Frequently Asked Questions

  1. Bands have been found on my ultrasound. I’ve been told they aren’t affecting the baby do I need to be concerned?

  2. Band-like structures are frequently visualized on obstetric ultrasound. The vast majority of these are benign uterine synechia (an adhesion, or a fibrous scar also called amniotic sheets or amniotic folds) which have virtually no clinical relevance.

    “On an ultrasound the bands appear as thin, mobile lines, which may be seen attached to or around the baby. About 70% of amniotic bands disappear on follow-up ultrasound, presumably due to rupture or compression.

    If there is no evidence of any abnormality, other than the amniotic band, at the time of the scan then there appears to be little risk to the baby. Other reassuring factors are normal fetal movement and the band not being attached to the baby. In this case they have been called ‘innocent amniotic bands’.” [source: http://www.womens-health.co.uk/amniotic.asp]

  3. What did I do when I was pregnant to cause ABS?

  4. What causes the early rupture of the amnion is still unknown and to date, no prenatal factors have been associated with ABS. It’s natural to blame yourself, we’ve all been there, but it’s not your fault.

  5. Do I need to be concerned about ABS affecting future pregnancies?

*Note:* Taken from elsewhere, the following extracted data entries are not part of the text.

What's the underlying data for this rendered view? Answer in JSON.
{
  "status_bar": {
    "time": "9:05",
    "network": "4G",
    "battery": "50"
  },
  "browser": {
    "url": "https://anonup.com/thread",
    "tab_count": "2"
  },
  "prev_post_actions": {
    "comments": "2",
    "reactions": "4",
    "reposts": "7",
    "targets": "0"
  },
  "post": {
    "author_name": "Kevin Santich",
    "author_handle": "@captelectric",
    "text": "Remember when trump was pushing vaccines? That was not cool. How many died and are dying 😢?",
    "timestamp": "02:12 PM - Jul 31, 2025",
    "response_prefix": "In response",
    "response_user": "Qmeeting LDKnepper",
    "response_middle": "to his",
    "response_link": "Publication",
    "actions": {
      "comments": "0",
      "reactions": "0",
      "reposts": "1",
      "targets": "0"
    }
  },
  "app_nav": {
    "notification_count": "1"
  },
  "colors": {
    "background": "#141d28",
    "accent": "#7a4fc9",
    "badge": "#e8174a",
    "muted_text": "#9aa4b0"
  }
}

  6. Amniotic Band Syndrome affects approximately 1:1200 live births. ABS is not genetic (i.e. not inherited). It is extremely unlikely that ABS will affect a future pregnancy. My second baby was not affected. So don’t worry.

  7. Why have I never heard of ABS before?

  8. Amniotic Band Syndrome can cause a number of different anomalies depending on which body part(s) is affected. Cleft palate, clubfeet, amputations, and miscarriages may all be caused by ABS but not labelled as such. Parents may connect with support groups for the particular birth difference their child has rather than an ABS group. ABS has also gone by different names and this has caused some confusion.